Brownback and Lt. Gov. Jeff Colyer, a plastic surgeon, think the new system can be more efficient and lower the state’s costs without increasing eligibility requirements for recipients, such as income levels, cutting services or reducing provider reimbursement rates.
“Serving the needs of the whole person as well as ensuring long-term fiscal sustainability for the state are the principles this plan is built upon,” Colyer said.
UnitedHealth Group has plans to create more than 320 jobs to administer KanCare, spread statewide. That brings the company’s total to more than 2,300 workers, plus more than 1,700 contractors.
Matt Stearns, spokesman for UnitedHealth, said the company was also making a three-year, $1.5 million investment in an employment program called Empowering Kansans. By partnering with the Kansas Department of Health and Environment, the program will bring various state and local researchers together to help KanCare recipients find meaningful employment.
“The program is designed to address both the need for employment among persons with disabilities in Kansas as well as employer needs to grow their businesses and the Kansas economy,” Stearns said.
Amerigroup has hired more than 250 employees with a goal of 274 in the state. The company has a new office in Overland Park, which includes a customer contact center.
“As we grow in Kansas, we expect to expand our workforce,” said Laura Hopkins, Amerigroup Kansas CEO.
The Sunflower State Health Plan is headquartered in Lenexa, but has staff located statewide. The company plans to hire more than 230 employees initially to manage its contract, but a spokeswoman said the number could increase after Jan. 1.
“Our approach to business is based on the core belief that quality health care is best delivered locally,” said spokeswoman Monica Stoneking.
Kansas officials have put in place safeguards to ease the transition to the new system, including allowing recipients to keep their current physician for 90 days, even if the doctors are not in provider networks.
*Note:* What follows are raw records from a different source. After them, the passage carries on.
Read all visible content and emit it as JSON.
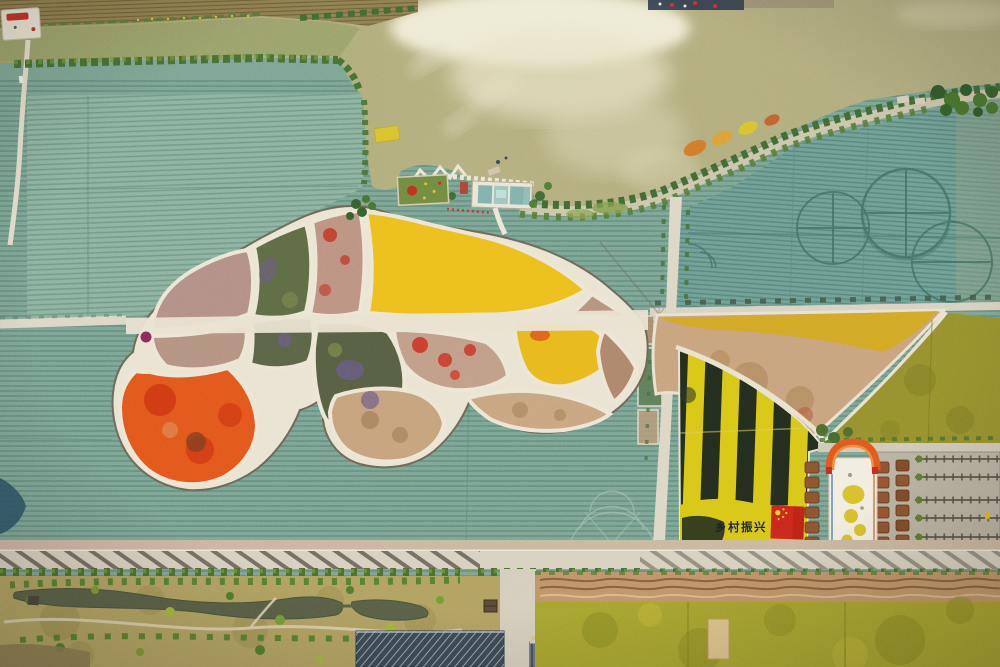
{
  "scene": {
    "title": "Aerial view of a fish-shaped flower field park beside a lake",
    "banner": {
      "text": "乡村振兴"
    },
    "palette": {
      "field_teal": "#7BA495",
      "field_teal_light": "#8CB2A0",
      "field_teal_dark": "#6F9E95",
      "lake_water": "#AFAA7C",
      "sun_glint": "#F2EEDA",
      "park_path": "#ECE5D4",
      "flower_yellow": "#ECBE1D",
      "flower_orange": "#E2561C",
      "flower_red": "#C62F1E",
      "flower_purple": "#6B5A8C",
      "flower_mauve": "#B18E86",
      "stripe_yellow": "#D8C617",
      "stripe_dark": "#232D1F",
      "flag_red": "#C8271A",
      "arch_orange": "#E2561C",
      "road": "#D7D0C0",
      "tree_green": "#456F33",
      "tail_tan": "#C7A27D",
      "olive_field": "#958F2E",
      "greenhouse_blue": "#3C4855",
      "pond_dark": "#575F47"
    }
  }
}
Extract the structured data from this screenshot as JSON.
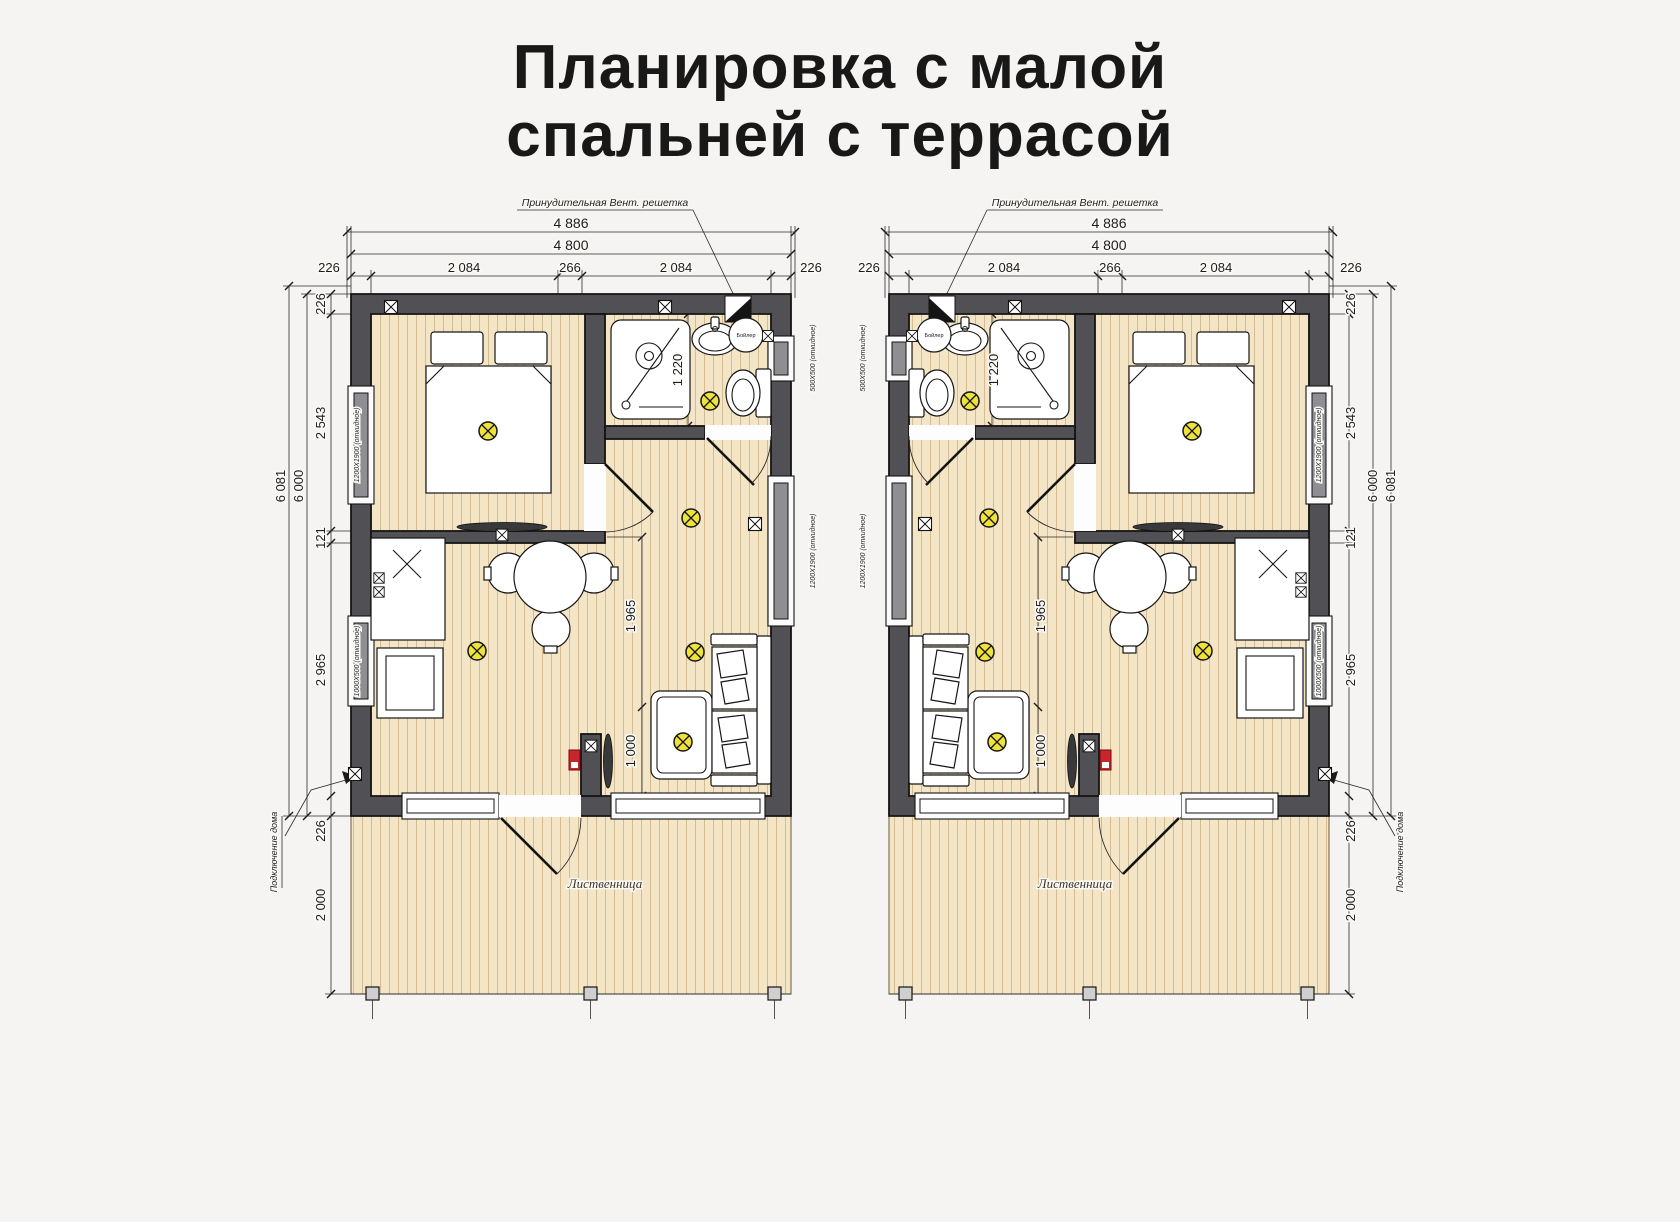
{
  "title": {
    "line1": "Планировка с малой",
    "line2": "спальней с террасой"
  },
  "dimensions": {
    "ext_width": "4 886",
    "width": "4 800",
    "wall": "226",
    "span_a": "2 084",
    "span_mid": "266",
    "span_b": "2 084",
    "ext_height": "6 081",
    "height": "6 000",
    "bedroom_depth": "2 543",
    "partition": "121",
    "living_depth": "2 965",
    "terrace_depth": "2 000",
    "bath_depth": "1 220",
    "hall_span": "1 965",
    "tv_span": "1 000"
  },
  "labels": {
    "vent": "Принудительная Вент. решетка",
    "house_connection": "Подключение дома",
    "boiler": "Бойлер",
    "terrace_wood": "Лиственница"
  },
  "windows": {
    "bedroom": "1200X1900 (откидное)",
    "kitchen": "1000X500 (откидное)",
    "bathroom": "500X500 (откидное)",
    "living": "1200X1900 (откидное)"
  },
  "colors": {
    "background": "#f5f4f2",
    "wall": "#515155",
    "floor": "#f4e5c6",
    "plank_line": "#d3bc92",
    "light_symbol": "#efe23b",
    "electric_panel": "#c9262c",
    "text": "#1d1d1d"
  }
}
In some areas, the MCOs haven’t been able to get enough specialty physicians to join the networks initially.
Similar provisions cover care received at out-of-network nursing homes, hospitals and community-based services designed to keep residents in their homes.
Most Kansans who receive state medical assistance are covered by managed care through private contractors, but the Medicaid overhaul represents the first time the state has tried to include relatively expensive, long-term care for the disabled and the elderly, including those in nursing homes.
The three companies offer competing plans, giving KanCare participants choices of services, such as preventive dental care for adults. Participants have until April to switch plans and the contracts offer incentives to the companies to pay claims quickly and improve the overall health of program participants.